İbrahim Hakkı Konyalı, Hoca Cihan’ın Hazreti Mevlana’dan önce vefat ettiğini belirtmektedir. Halk Hoca Cihan’a ait türbeyi, “Mursaman” veya “Marsiman Tekkesi” olarak bilmektedir. Mursaman kelimesi hakkında farklı görüşler ileri sürülmüştür. Kimisi bunun,” mir-i zeman”’dan veya “mir-i zeban” dan bozma olduğunu ileri sürerken, Konyalı bunun Horasanlı’ dan bozma olabileceğini ihtimali üzerinde durur. Bir başka iddia da, burada çok yabani nane yetişir, halk da bu naneyi mursiman adıyla anarlarmış. Halk arasındaki “ Mursiman Tekkesi” adı buradan gelmiştir.
Konya halkı Türbe ile ilgili olarak şunları dile getirir:
“ Mursaman Türbesi de, halkça sınanmıştır. Türbe tavanın mini mini taş hevenklerle dolu olduğunu gördüm. Sıtmadan kurtulmak isteyenler, mini mini taşa bez parçası bağlayarak tavana asarmış. Burası aynı zamanda “ayırt” tekkesiymiş; hasta çocuklar buraya götürülür, sandukanın yanına yatırılırmış; eğer çocuk ağlarsa kurtulur, uyursa ölürmüş. Eski halk inanışları ve folklorunu tetkik edenlere malzeme vermek için bunları kaydetmekte fayda umuyorum” der.

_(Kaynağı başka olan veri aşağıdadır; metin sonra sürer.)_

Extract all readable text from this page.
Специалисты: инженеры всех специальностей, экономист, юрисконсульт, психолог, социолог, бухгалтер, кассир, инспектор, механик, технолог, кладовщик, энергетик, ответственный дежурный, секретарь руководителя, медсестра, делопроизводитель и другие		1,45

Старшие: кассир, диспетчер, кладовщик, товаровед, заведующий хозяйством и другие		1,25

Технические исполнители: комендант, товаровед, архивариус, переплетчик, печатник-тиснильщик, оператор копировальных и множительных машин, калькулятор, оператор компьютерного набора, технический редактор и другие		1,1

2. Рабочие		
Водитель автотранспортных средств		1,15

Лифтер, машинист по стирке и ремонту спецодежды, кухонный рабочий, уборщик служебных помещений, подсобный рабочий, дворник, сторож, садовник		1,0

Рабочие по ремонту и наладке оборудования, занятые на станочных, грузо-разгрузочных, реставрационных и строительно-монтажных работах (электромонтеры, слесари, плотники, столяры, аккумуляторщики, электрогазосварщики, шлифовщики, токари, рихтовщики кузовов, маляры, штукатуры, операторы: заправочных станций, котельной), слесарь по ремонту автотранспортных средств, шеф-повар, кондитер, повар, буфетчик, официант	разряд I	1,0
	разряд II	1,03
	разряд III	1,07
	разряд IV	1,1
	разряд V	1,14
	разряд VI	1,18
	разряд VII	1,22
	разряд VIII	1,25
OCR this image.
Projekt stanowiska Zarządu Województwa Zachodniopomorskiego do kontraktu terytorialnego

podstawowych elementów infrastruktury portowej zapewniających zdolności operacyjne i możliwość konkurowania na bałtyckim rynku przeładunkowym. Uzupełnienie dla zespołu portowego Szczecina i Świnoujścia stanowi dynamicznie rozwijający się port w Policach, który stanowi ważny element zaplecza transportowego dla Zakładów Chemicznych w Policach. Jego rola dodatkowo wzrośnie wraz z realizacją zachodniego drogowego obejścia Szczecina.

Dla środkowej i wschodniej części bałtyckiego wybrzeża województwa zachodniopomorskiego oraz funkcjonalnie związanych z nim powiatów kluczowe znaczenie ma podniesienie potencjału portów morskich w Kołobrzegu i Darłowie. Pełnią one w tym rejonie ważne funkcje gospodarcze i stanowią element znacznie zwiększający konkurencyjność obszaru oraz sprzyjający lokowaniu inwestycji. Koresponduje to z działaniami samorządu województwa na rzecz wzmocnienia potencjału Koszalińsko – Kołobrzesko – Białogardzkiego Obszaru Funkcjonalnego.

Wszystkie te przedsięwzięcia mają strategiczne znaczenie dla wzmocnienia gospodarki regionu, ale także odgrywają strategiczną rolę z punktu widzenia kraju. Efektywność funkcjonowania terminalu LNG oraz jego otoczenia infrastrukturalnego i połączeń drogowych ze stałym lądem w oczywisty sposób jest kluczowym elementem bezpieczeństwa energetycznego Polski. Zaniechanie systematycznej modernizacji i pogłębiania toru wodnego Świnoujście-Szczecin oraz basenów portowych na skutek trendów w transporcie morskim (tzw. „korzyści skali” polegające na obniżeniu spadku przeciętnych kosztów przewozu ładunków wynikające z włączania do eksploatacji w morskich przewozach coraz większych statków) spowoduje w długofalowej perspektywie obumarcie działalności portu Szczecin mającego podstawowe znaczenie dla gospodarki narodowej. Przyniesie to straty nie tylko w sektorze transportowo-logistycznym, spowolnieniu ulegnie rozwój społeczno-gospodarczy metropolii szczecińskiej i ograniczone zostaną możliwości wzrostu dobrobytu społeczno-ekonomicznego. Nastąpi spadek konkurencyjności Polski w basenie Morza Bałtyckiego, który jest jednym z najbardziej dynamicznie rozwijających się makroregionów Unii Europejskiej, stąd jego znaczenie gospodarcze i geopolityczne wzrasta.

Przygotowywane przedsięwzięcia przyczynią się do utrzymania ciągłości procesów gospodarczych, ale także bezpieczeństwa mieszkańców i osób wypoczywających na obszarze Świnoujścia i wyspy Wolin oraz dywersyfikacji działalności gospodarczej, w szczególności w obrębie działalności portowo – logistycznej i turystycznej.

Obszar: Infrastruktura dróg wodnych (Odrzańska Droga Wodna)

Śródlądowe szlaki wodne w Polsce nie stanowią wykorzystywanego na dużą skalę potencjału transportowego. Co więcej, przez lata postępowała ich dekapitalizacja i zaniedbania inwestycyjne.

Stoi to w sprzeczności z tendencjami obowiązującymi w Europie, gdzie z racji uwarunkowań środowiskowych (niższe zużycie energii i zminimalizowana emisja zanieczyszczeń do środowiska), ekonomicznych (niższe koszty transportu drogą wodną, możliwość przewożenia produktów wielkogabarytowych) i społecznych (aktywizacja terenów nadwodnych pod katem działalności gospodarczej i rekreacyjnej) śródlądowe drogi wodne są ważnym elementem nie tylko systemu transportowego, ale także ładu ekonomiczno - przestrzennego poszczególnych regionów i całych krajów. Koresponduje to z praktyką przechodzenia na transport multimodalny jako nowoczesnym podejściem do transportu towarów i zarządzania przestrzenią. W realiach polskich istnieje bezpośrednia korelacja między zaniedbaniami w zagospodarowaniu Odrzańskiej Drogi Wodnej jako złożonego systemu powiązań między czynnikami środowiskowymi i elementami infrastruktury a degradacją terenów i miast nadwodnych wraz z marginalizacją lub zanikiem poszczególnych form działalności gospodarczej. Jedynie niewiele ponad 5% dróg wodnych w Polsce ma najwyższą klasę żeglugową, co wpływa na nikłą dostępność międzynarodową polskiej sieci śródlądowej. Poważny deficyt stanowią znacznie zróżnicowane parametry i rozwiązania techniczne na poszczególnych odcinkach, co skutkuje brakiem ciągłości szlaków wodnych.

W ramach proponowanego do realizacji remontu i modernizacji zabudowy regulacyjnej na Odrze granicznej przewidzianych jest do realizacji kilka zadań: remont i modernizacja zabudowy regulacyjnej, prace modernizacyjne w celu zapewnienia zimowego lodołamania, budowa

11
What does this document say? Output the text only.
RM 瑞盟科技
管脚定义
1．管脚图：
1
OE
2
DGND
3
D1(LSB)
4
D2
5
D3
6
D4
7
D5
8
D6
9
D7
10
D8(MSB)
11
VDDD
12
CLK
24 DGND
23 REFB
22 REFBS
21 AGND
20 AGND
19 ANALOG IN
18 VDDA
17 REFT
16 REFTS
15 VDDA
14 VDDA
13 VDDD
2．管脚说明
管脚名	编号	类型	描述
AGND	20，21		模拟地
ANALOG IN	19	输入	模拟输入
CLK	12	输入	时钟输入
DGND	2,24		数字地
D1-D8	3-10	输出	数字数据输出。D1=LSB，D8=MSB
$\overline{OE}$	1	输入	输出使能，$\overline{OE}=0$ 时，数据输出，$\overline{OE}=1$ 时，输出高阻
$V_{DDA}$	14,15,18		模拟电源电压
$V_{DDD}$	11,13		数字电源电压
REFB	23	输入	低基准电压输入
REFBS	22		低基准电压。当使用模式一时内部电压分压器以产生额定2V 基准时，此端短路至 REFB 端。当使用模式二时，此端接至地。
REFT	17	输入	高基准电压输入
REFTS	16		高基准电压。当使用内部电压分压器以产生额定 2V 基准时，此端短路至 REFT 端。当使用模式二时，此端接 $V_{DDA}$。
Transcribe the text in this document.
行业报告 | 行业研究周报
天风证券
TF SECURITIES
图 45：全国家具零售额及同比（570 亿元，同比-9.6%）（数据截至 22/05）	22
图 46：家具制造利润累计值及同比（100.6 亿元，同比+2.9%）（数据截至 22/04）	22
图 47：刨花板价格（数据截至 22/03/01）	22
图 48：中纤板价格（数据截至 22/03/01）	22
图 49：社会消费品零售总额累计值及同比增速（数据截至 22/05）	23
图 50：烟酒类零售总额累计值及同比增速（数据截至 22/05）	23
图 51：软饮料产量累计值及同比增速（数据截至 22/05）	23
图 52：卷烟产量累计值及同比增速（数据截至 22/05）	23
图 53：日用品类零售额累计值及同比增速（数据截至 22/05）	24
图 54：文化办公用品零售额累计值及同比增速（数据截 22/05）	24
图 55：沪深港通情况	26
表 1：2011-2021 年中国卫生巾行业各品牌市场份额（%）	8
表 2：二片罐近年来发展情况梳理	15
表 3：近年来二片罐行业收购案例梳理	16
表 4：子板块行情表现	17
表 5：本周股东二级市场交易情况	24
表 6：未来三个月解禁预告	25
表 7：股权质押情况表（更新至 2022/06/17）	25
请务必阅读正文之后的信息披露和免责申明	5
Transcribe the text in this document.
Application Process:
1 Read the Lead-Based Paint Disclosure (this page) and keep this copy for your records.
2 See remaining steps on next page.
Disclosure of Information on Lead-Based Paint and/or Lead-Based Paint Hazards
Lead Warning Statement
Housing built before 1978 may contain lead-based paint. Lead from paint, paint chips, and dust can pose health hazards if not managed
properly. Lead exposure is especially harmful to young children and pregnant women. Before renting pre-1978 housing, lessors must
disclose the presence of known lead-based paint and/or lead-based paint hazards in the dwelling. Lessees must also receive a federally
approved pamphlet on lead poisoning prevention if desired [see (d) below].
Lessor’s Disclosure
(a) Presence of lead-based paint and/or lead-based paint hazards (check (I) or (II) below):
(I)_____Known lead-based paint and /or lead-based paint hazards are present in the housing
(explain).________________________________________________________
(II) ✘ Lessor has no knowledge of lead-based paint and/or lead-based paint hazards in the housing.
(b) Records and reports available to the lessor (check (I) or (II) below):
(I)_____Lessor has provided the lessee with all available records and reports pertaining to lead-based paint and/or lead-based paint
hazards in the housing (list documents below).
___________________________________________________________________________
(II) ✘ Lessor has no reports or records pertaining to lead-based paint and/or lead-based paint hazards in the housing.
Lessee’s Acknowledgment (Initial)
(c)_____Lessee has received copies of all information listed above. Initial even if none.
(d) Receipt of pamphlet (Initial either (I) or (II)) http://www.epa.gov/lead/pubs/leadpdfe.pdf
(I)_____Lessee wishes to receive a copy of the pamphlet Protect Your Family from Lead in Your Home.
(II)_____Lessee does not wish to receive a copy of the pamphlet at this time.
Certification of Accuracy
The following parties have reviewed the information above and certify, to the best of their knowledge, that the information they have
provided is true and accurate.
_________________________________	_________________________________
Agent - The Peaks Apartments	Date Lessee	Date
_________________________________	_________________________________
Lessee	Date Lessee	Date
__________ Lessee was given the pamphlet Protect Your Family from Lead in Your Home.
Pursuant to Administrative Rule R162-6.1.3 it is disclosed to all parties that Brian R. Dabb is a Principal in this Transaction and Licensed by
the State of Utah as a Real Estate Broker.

Ayrıca Hoca Cihan’ın, Hoca Ahmet Fakih’in taleberinden ve Nasreddin Hoca’nın arkadaşlarından olduğu rivayet edilmektedir.
Hoca Cihan Semti’nin genişliği, suyollarının mükemmelliği, tarihi sarnıçlarının hoşluğu Hoca Cihan’ın itibarının bir sonucu olarak görülmektedir. Her ne kadar şu zaman da tarihin estetiğinden fazla bir şey kalmamış olsa da özellikle tarihi maneviyatını devam ettirdiği aşikârdır. Hoca Cihanlıların Alvardı da, Hacı Kaymak Mahallesi’nde, Meram’ın batı tepelerinde geniş arazileri bulunmaktadır. Alvardı’da Kum Bağları, Meram’da Durunday’da Hocacihanlıların verimli üzüm bağları yakın zamana kadar mevcuttu.
Hepimizin de bildiği gibi doğa zamanla iklim değişikliği, küresel ısınma, nüfus artışı, betonlaşma nedeniyle tarihteki o ihtişamını kaybetmeye başlamıştır.
Mevlana Celaleddin Rumi, Mektuplar; Bekir Şahin, “ Hace-i Cihan’ın Vakfettiği Bir Kitap ve Vakfiyesi”; İ. Hakkı Konyalı, Konya Tarihi.